Don’t ask for permission when forgiveness is easier.
Better to say sorry than to ask permission.
Don’t waste your time caring about the needs of others, just do what you want. If they don’t like it, you can fix that by apologizing.
It is often used to describe risk takers — risk taker or someone who just wants to get his own way, consequences be damned.
When I was a kid, I used to pray every night for a new skateboard. Then I realized, the Lord doesn’t work that way. So I just stole one and asked Him to forgive me.
“I don’t give people respect, they earn it.” I’ve never met someone who lives by that phrase who didn’t turn out to be an as…..
Sometimes it is better to ask for forgiveness than permission. Break the rules if it is best for the team, then say “sorry.” Be accountable for results, not processes.
Notice that Admiral Hopper never commented on what is better, she just said what is easier.
There may be acts without formal permission which are nevertheless acceptable because of implicit permission. A little child has stepped out into traffic, the sign reads, “Don’t Walk,” but permission is implicitly given in the case of an emergency where waiting for the sign to change will further endanger the child’s life.
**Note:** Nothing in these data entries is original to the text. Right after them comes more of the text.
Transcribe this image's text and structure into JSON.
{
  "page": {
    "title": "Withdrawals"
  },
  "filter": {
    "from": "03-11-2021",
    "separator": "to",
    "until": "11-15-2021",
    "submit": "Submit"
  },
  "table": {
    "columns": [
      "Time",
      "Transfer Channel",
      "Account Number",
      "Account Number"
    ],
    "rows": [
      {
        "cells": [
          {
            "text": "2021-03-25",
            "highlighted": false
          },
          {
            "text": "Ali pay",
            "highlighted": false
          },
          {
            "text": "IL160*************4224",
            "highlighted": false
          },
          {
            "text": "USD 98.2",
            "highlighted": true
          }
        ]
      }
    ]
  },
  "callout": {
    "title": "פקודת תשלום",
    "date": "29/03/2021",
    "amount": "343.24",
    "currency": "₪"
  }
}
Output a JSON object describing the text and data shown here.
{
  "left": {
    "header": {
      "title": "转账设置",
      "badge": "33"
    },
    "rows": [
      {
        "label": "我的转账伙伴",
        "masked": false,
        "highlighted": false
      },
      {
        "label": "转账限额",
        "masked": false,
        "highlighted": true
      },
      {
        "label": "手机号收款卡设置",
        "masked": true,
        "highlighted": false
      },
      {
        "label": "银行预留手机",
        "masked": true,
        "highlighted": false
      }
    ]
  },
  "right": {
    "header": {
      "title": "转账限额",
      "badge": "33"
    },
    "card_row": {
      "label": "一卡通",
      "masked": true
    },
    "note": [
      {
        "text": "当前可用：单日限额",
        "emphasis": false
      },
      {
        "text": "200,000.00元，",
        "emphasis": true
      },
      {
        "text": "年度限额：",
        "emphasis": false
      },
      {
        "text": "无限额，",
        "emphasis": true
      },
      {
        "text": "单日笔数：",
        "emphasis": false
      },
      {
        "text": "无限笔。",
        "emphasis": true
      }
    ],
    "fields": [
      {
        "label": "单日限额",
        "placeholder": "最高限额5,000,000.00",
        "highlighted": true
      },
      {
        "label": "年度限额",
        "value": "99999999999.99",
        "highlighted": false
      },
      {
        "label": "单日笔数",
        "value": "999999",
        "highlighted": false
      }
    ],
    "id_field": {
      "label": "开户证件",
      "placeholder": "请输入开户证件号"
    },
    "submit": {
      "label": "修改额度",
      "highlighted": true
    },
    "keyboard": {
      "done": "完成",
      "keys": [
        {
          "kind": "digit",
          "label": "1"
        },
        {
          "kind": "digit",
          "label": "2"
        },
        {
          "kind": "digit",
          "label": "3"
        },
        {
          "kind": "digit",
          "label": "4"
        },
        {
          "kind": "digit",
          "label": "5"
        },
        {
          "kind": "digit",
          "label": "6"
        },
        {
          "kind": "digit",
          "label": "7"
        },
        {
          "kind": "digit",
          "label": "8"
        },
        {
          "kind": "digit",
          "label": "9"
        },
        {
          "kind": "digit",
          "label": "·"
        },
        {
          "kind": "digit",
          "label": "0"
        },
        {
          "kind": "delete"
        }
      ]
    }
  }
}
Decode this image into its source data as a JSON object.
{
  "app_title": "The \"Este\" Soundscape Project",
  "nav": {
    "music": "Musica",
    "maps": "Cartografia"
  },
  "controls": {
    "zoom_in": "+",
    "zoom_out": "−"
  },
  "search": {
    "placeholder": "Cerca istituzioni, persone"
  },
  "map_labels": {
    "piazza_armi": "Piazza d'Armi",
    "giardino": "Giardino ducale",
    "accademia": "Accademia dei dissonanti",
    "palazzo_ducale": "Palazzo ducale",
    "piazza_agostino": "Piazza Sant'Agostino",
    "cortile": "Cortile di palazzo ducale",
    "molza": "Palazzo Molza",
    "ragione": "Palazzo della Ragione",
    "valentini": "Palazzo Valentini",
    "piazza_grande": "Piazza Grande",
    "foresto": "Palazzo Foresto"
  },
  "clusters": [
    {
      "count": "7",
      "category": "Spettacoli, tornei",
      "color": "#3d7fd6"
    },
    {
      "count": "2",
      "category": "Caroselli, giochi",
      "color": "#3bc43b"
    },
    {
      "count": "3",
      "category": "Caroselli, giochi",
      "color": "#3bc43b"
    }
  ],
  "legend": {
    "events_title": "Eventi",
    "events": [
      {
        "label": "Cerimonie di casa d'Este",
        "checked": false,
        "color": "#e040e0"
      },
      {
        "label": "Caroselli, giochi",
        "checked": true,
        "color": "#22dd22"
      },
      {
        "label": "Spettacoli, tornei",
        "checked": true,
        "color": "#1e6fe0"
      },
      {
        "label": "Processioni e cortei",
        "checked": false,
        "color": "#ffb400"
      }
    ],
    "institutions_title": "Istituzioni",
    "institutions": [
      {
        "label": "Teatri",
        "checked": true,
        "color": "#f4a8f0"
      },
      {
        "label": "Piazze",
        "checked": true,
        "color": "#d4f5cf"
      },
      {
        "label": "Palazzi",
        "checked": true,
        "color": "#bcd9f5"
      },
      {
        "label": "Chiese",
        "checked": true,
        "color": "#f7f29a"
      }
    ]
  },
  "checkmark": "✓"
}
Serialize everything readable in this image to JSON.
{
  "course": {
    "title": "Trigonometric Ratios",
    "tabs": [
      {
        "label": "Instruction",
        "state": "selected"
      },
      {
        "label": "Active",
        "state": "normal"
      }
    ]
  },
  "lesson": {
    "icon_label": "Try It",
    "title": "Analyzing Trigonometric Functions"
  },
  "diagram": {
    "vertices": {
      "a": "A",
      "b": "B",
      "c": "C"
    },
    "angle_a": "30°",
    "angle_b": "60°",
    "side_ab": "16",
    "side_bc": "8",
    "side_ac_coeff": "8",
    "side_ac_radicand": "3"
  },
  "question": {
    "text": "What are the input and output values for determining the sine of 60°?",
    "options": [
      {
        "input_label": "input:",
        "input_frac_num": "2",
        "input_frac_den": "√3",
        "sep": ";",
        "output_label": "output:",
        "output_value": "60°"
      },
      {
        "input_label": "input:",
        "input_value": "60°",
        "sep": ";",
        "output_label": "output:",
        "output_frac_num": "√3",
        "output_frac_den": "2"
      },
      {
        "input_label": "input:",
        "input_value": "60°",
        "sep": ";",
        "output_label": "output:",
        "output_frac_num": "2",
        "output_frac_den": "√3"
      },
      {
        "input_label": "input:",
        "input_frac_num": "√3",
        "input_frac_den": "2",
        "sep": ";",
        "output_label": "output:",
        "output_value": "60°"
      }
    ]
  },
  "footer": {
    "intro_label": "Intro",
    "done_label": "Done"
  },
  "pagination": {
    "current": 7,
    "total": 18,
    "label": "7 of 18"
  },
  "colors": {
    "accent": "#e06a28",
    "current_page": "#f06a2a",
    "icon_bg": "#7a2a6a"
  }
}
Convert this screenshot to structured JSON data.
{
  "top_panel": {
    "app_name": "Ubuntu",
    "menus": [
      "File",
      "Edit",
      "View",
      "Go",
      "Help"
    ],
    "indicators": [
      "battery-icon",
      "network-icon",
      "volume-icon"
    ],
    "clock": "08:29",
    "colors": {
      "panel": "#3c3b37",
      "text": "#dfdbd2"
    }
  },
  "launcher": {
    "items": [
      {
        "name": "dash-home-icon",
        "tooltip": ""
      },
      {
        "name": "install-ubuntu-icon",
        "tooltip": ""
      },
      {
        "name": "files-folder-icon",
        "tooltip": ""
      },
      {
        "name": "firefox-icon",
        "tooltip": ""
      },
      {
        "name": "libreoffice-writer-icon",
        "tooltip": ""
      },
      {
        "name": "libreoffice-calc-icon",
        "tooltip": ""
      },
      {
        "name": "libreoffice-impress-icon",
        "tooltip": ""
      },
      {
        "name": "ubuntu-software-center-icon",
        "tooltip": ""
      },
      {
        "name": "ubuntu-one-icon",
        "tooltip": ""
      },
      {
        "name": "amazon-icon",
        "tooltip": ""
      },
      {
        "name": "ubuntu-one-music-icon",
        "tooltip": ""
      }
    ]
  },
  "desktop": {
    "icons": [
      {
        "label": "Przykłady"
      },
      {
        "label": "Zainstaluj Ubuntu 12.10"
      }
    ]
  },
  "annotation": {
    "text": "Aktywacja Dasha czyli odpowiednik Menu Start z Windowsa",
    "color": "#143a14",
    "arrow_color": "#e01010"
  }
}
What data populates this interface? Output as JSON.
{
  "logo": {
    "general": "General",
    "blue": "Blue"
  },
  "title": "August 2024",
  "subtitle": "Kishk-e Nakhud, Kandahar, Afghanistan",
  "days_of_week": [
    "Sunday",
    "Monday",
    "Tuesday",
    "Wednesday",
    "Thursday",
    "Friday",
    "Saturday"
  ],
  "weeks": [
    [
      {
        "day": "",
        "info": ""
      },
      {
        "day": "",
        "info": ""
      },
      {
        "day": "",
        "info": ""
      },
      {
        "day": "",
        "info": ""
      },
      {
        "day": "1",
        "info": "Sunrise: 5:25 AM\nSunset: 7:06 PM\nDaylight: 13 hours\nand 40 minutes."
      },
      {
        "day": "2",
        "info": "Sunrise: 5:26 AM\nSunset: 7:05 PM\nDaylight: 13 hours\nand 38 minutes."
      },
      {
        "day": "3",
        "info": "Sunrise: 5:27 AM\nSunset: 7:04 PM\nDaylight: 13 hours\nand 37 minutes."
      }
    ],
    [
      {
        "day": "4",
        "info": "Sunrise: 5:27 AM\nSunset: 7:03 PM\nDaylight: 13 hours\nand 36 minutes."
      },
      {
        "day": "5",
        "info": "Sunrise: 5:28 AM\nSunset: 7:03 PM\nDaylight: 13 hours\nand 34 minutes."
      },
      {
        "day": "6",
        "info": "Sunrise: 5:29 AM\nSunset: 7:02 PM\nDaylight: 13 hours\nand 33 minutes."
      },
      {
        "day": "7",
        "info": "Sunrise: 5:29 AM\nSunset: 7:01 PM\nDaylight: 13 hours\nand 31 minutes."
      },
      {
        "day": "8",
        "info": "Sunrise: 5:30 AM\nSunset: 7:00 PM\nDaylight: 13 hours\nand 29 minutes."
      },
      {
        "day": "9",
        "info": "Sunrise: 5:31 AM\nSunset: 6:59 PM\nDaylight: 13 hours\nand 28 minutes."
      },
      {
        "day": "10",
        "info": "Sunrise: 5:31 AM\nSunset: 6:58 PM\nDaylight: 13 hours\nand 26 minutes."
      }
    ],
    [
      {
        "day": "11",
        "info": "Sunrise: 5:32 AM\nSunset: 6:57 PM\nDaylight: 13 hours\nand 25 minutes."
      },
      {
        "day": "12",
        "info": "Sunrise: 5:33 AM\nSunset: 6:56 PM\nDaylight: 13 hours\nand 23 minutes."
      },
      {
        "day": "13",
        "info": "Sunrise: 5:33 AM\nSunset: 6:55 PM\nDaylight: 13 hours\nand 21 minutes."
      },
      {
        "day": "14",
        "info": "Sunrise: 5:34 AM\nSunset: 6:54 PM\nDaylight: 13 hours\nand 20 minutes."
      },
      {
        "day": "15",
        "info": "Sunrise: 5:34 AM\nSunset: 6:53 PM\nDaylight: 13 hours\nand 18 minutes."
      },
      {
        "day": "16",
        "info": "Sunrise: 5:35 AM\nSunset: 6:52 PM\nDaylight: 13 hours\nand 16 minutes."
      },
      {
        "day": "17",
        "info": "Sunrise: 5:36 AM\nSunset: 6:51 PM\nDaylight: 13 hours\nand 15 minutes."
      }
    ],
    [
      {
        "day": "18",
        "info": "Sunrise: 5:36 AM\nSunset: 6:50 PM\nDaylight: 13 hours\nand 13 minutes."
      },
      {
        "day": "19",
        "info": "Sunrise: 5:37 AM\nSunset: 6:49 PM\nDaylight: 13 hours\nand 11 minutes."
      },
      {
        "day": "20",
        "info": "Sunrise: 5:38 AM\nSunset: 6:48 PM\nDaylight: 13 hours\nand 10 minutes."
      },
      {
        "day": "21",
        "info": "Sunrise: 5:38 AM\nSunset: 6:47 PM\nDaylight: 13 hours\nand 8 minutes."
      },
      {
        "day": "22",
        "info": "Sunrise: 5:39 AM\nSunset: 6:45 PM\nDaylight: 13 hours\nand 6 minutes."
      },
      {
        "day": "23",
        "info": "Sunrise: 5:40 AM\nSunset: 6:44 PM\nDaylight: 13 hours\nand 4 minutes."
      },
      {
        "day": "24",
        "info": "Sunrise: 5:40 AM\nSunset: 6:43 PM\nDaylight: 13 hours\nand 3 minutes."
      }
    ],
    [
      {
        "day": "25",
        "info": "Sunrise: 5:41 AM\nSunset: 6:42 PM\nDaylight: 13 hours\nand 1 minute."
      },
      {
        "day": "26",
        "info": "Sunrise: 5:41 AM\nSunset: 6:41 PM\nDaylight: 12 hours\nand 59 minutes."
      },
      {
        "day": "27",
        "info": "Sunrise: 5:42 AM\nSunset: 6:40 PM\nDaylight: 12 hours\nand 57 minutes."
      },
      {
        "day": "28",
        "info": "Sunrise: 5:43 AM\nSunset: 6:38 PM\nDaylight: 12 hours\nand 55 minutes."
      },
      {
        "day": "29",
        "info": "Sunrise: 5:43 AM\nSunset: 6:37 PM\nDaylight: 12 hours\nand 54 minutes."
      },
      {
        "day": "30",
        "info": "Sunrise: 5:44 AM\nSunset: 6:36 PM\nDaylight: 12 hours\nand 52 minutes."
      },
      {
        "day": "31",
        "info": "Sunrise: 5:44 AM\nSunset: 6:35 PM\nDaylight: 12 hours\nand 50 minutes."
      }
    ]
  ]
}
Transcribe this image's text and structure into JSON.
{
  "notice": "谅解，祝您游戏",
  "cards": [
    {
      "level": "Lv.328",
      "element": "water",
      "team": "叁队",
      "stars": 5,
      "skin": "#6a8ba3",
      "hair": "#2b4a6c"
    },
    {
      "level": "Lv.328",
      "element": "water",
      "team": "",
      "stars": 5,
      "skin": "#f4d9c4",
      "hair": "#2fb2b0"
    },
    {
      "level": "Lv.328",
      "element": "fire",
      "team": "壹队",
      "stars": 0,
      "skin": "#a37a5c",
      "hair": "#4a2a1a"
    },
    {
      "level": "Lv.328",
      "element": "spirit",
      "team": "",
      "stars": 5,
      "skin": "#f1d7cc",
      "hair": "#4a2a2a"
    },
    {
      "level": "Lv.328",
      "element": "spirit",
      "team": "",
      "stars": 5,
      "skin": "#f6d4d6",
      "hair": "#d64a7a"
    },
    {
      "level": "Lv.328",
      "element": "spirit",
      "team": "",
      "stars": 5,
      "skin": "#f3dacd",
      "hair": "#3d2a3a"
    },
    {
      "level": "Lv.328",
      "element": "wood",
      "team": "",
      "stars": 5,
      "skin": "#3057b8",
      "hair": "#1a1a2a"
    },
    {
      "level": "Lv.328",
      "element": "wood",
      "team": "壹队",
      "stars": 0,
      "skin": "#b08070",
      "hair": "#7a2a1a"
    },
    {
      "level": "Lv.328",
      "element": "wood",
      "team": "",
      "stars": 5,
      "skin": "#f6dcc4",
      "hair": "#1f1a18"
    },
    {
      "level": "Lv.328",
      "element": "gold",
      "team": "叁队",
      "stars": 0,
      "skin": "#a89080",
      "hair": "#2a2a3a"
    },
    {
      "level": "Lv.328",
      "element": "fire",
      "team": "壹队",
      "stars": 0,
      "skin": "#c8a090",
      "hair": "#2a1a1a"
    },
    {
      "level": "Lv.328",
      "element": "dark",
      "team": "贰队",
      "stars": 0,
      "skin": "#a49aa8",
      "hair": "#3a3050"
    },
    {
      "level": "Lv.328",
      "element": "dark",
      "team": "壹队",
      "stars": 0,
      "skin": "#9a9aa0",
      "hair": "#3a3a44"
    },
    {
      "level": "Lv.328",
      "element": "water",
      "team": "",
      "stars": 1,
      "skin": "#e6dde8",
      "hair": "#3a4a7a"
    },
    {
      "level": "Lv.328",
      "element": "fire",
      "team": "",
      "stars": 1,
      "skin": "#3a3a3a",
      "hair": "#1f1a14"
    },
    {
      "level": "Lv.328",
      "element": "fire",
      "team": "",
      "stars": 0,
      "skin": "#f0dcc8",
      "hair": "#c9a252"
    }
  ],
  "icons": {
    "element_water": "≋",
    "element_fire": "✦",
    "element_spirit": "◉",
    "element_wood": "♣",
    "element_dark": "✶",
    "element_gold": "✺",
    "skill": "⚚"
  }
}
But we are talking about deliberate actions which require formal permission, where an act without formal permission is presumptuous. In such cases, because of the immense difficulty placed in the way of determining genuine repentance, forgiveness is much more difficult than permission ever could be. After a willful, lawless, and presumptuous act, repentance would be a mere convenience — a superficial dressing, a cloak to cover one’s ways — and anyone who would readily either seek or grant forgiveness would be diluting the meaning of forgiveness down to a meaningless formality. Genuine forgiveness is always free, but never cheap. Mere words cannot establish someone’s genuine repentance from a presumptuous act. Only a long period of hard labor in the direction of honor and respect can properly restore some level of confidence in a person who has violated the very foundations of confidence. Only a fool readily — if ever — puts the verbally repentant embezzler in charge of the accounts. Indeed, the genuinely repentant would neither seek nor accept such a charge. Anyone who would say that others will have to accept and thereby passively forgive his presumptuous act — they will have to live with it — displays the deep hardness of conscience of a thorough bully who holds in contempt anyone standing in the way of his desires.
The orderly and beautiful process of obtaining lawful permission is much easier than the hard, messy, and ugly business of obtaining genuine forgiveness for presumption.
Romans 3:8 And why not say, “Let us do evil that good may come”?—as we are slanderously reported and as some affirm that we say. Their condemnation is just.
Romans 6:1 What shall we say then? Shall we continue in sin that grace may abound?
Romans 6:15 What then? Shall we sin because we are not under law but under grace? Certainly not!
Given that this expression was first used by a female admiral, I believe she was speaking about excessive rules and regs in government which prevent anything from getting done, but as usual, this expression is being twisted. You know full well it does not in any manner pertain to spiritual forgiveness or a licence to sin. I am a born again Christian and not a devil’s tool but i am also a government worker who at times has circumvented rules in order to get the job done and to help those I serve. Yes I am a sinner and I ask forgiveness daily but circumventing unreasonable rules isn’t something I feel guilty about.